I'm still in the process of trying to figure out where the address boundary error is happening precisely, but I am suspicious that it is around the open and closing of connections.
I'm still looking in to this issue. Will need to probably utilize a custom compiled ERTS with valgrind compiled with it.
I'm still having a difficult time trying to figure what exactly is causing this.
Here is the test that reproduces the issue.
https://github.com/elixir-sqlite/exqlite/compare/segfault-hunting
I believe something funky is happening when a DBConnection
times out. There is no callback to handle that defined upstream to allow for a graceful tear down of resources.

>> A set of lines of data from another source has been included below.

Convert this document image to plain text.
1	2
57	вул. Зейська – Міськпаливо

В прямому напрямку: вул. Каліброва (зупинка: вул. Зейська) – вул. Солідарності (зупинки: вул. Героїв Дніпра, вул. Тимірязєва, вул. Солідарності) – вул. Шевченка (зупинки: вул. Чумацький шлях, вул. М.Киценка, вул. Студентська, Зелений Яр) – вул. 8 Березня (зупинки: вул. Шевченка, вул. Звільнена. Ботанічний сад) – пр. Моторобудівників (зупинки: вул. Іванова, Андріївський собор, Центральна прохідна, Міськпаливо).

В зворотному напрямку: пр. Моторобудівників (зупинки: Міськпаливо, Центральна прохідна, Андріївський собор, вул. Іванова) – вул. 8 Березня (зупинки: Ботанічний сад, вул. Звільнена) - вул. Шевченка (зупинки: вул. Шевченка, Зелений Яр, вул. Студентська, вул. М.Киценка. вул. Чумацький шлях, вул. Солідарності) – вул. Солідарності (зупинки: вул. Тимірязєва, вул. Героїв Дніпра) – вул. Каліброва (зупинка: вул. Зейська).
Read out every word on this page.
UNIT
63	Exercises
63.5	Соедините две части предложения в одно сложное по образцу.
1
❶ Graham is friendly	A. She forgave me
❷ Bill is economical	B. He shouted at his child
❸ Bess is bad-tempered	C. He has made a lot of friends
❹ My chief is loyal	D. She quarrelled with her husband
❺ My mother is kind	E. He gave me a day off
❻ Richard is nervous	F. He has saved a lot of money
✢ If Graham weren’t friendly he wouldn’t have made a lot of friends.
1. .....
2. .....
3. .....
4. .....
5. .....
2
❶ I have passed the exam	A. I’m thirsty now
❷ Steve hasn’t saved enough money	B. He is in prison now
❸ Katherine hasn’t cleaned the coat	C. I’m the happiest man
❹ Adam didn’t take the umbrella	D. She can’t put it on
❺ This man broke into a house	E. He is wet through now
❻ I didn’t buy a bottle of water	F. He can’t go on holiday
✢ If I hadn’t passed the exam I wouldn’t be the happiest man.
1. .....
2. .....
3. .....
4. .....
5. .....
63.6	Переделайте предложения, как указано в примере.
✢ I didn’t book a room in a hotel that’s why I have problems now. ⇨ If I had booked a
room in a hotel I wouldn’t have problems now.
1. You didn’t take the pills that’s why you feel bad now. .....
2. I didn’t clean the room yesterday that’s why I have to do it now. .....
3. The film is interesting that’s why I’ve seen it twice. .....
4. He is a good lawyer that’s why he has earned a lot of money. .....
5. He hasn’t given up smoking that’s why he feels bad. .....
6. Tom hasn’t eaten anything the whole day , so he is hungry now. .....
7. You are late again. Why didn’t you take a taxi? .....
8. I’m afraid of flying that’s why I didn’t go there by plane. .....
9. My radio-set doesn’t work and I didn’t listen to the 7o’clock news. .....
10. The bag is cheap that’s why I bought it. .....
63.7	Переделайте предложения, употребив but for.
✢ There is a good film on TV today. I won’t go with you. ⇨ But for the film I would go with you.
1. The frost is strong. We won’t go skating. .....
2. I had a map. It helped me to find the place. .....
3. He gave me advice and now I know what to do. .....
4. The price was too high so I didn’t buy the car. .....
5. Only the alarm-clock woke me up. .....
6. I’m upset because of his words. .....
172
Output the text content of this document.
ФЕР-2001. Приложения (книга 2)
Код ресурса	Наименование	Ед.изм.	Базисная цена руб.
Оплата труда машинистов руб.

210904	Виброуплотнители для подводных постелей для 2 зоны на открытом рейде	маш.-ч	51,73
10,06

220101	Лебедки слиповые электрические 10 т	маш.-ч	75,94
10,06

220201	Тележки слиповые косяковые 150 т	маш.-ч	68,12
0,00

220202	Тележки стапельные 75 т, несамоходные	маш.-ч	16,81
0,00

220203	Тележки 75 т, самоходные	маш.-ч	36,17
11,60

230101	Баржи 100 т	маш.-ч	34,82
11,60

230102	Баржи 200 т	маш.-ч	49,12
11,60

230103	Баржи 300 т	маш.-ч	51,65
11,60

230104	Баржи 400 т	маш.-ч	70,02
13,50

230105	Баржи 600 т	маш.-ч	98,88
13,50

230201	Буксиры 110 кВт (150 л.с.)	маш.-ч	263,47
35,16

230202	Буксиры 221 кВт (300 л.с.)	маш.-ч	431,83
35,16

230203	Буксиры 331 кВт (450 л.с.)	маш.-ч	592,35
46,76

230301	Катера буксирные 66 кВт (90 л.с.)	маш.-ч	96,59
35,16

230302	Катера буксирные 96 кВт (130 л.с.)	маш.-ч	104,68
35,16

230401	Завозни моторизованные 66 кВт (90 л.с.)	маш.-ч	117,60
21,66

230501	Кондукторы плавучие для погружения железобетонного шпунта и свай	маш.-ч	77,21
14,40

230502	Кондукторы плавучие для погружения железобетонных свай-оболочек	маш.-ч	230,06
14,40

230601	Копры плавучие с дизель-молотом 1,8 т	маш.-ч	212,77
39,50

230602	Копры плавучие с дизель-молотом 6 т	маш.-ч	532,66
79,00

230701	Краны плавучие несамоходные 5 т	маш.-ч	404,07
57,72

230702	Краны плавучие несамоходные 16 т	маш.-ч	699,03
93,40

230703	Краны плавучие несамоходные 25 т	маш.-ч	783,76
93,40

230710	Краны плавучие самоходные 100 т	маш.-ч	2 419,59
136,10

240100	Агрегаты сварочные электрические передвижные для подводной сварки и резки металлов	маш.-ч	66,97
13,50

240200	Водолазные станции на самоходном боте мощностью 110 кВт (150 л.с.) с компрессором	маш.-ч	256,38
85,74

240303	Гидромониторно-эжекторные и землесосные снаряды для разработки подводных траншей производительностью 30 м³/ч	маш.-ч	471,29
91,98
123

I don't have any concrete evidence yet, but I believe a reference to an sqlite database in memory is getting garbage collected when it shouldn't be, or a statement is getting garbage collected at the wrong time.
I do believe I am going to take some time and implement https://www.erlang.org/doc/man/erl_nif.html#enif_open_resource_type_x which has a ErlNifResourceDown
callback that may be useful for this project to gracefully stop any running queries and do some better clean up.